The problems are raising questions about the future of Carlos Tavares, the Stellantis chief executive, who races cars in his spare time. After taking the reins at the French carmaker PSA in 2014, he acquired a series of rivals to build a company that last year sold more cars than General Motors did.
Last week, Stellantis said it was evaluating who should lead the company when Tavares’s contract expires in early 2026. In 2021, PSA merged with Fiat Chrysler, and the combined company adopted the name Stellantis. While the company is based in Amsterdam, its US operations accounted for over half of its profit in the first six months of 2024, meaning that problems here reverberate across the Atlantic. “I wouldn’t want to be Carlos Tavares,” said Erin Keating, the senior director of economic and industry insights at Cox Automotive, a market research firm.
Jeep and other Stellantis brands raised prices more than other automakers did in recent years, Ms. Keating said, and waited longer to offer discounts when demand slowed. High interest rates made those prices even more unpalatable to car buyers. As a result, many people who are ready to trade in Jeep Wagoneers or Dodge Chargers that they bought three or four years ago can’t afford the latest models.

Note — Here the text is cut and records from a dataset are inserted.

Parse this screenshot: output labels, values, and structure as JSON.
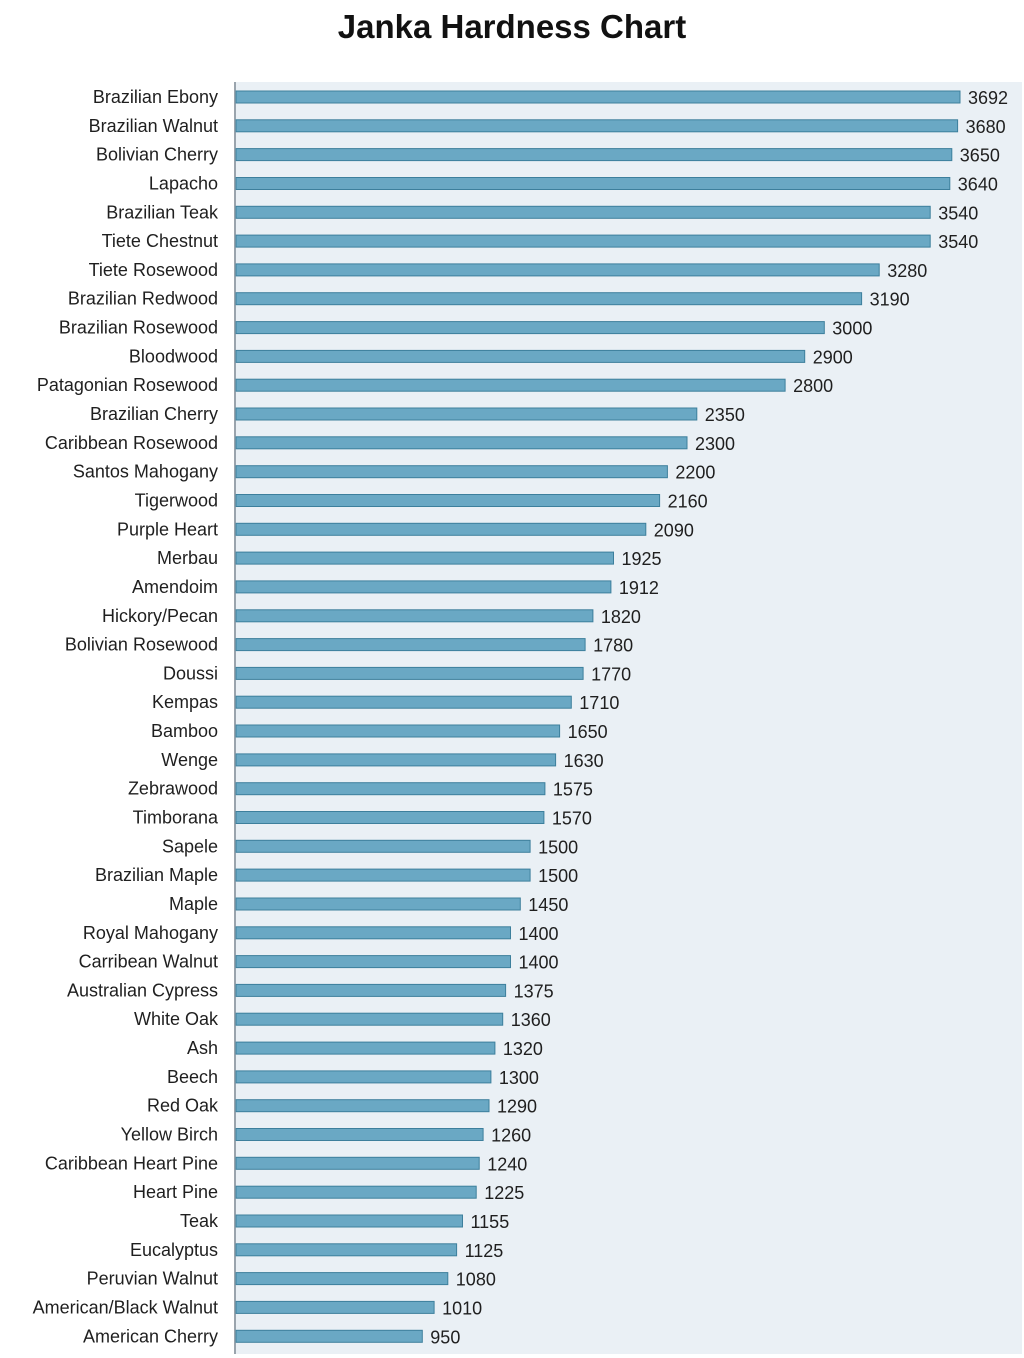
{
  "chart_data": {
    "type": "bar",
    "orientation": "horizontal",
    "title": "Janka Hardness Chart",
    "xlabel": "",
    "ylabel": "",
    "xlim": [
      0,
      3850
    ],
    "grid": false,
    "legend": "none",
    "bar_color": "#6aa8c4",
    "bar_edge_color": "#3d7f9c",
    "categories": [
      "Brazilian Ebony",
      "Brazilian Walnut",
      "Bolivian Cherry",
      "Lapacho",
      "Brazilian Teak",
      "Tiete Chestnut",
      "Tiete Rosewood",
      "Brazilian Redwood",
      "Brazilian Rosewood",
      "Bloodwood",
      "Patagonian Rosewood",
      "Brazilian Cherry",
      "Caribbean Rosewood",
      "Santos Mahogany",
      "Tigerwood",
      "Purple Heart",
      "Merbau",
      "Amendoim",
      "Hickory/Pecan",
      "Bolivian Rosewood",
      "Doussi",
      "Kempas",
      "Bamboo",
      "Wenge",
      "Zebrawood",
      "Timborana",
      "Sapele",
      "Brazilian Maple",
      "Maple",
      "Royal Mahogany",
      "Carribean Walnut",
      "Australian Cypress",
      "White Oak",
      "Ash",
      "Beech",
      "Red Oak",
      "Yellow Birch",
      "Caribbean Heart Pine",
      "Heart Pine",
      "Teak",
      "Eucalyptus",
      "Peruvian Walnut",
      "American/Black Walnut",
      "American Cherry"
    ],
    "values": [
      3692,
      3680,
      3650,
      3640,
      3540,
      3540,
      3280,
      3190,
      3000,
      2900,
      2800,
      2350,
      2300,
      2200,
      2160,
      2090,
      1925,
      1912,
      1820,
      1780,
      1770,
      1710,
      1650,
      1630,
      1575,
      1570,
      1500,
      1500,
      1450,
      1400,
      1400,
      1375,
      1360,
      1320,
      1300,
      1290,
      1260,
      1240,
      1225,
      1155,
      1125,
      1080,
      1010,
      950
    ]
  }
}
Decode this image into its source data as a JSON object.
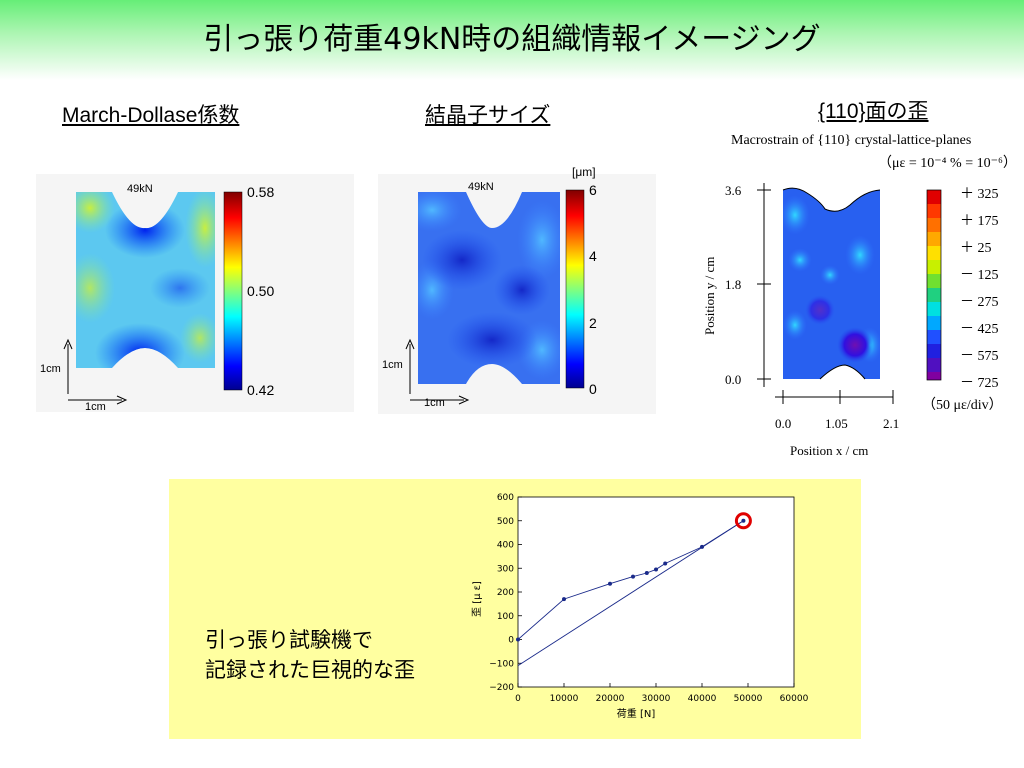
{
  "page": {
    "title": "引っ張り荷重49kN時の組織情報イメージング"
  },
  "panels": {
    "march_dollase": {
      "title": "March-Dollase係数",
      "map_label": "49kN",
      "colorbar_ticks": [
        "0.58",
        "0.50",
        "0.42"
      ],
      "scale_y": "1cm",
      "scale_x": "1cm"
    },
    "crystal_size": {
      "title": "結晶子サイズ",
      "map_label": "49kN",
      "unit": "[μm]",
      "colorbar_ticks": [
        "6",
        "4",
        "2",
        "0"
      ],
      "scale_y": "1cm",
      "scale_x": "1cm"
    },
    "strain": {
      "title": "{110}面の歪",
      "subtitle_1": "Macrostrain of {110} crystal-lattice-planes",
      "subtitle_2": "（με = 10⁻⁴ % = 10⁻⁶）",
      "ylabel": "Position y / cm",
      "xlabel": "Position x / cm",
      "yticks": [
        "3.6",
        "1.8",
        "0.0"
      ],
      "xticks": [
        "0.0",
        "1.05",
        "2.1"
      ],
      "levels": [
        "＋ 325",
        "＋ 175",
        "＋ 25",
        "－ 125",
        "－ 275",
        "－ 425",
        "－ 575",
        "－ 725"
      ],
      "level_note": "（50 με/div）"
    }
  },
  "note": {
    "line1": "引っ張り試験機で",
    "line2": "記録された巨視的な歪"
  },
  "colors": {
    "title_band": "#66ee77",
    "note_background": "#ffffa0",
    "series": "#1a2a8a",
    "highlight": "#e00000"
  },
  "chart_data": {
    "type": "line",
    "title": "",
    "xlabel": "荷重 [N]",
    "ylabel": "歪 [μ ε]",
    "xlim": [
      0,
      60000
    ],
    "ylim": [
      -200,
      600
    ],
    "xticks": [
      0,
      10000,
      20000,
      30000,
      40000,
      50000,
      60000
    ],
    "yticks": [
      -200,
      -100,
      0,
      100,
      200,
      300,
      400,
      500,
      600
    ],
    "xtick_labels": [
      "0",
      "10000",
      "20000",
      "30000",
      "40000",
      "50000",
      "60000"
    ],
    "ytick_labels": [
      "−200",
      "−100",
      "0",
      "100",
      "200",
      "300",
      "400",
      "500",
      "600"
    ],
    "series": [
      {
        "x": [
          0,
          10000,
          20000,
          25000,
          28000,
          30000,
          32000,
          40000,
          49000
        ],
        "y": [
          0,
          170,
          235,
          265,
          280,
          295,
          320,
          390,
          500
        ],
        "markers": true
      },
      {
        "x": [
          0,
          49000
        ],
        "y": [
          -110,
          500
        ],
        "markers": false
      }
    ],
    "highlight_point": {
      "x": 49000,
      "y": 500
    },
    "grid": false,
    "legend": "none"
  }
}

Dodge dealers have, on average, 149 days of supply on lots, including many 2023 models, according to Cox. That is almost twice the industry average. Market share of Stellantis brands in the United States had fallen to 8.6 percent as of the end of June from 10.4 percent a year earlier, Cox said.
Dealers are furious. Kevin Farrish, the chairman of the Stellantis National Dealer Council, which represents the company’s independent car dealers, blamed decisions that favored short-term profits and helped Mr. Tavares qualify for a 50 percent pay raise last year, earning nearly $40 million.
“The reckless short-term decision-making to secure record profits in 2023 has had devastating, yet entirely predictable, consequences in the U.S. market,” Mr. Farrish and other members of the council wrote in a letter to Mr. Tavares this month. “Those consequences include the rapid degradation of our iconic American brands.”
“You created this problem,” the dealers wrote in an unusually direct rebuke.
Stellantis declined to make Mr. Tavares available for an interview. In a statement, the company said his compensation was in line with other automotive chief executives’, taking into account corporate profits.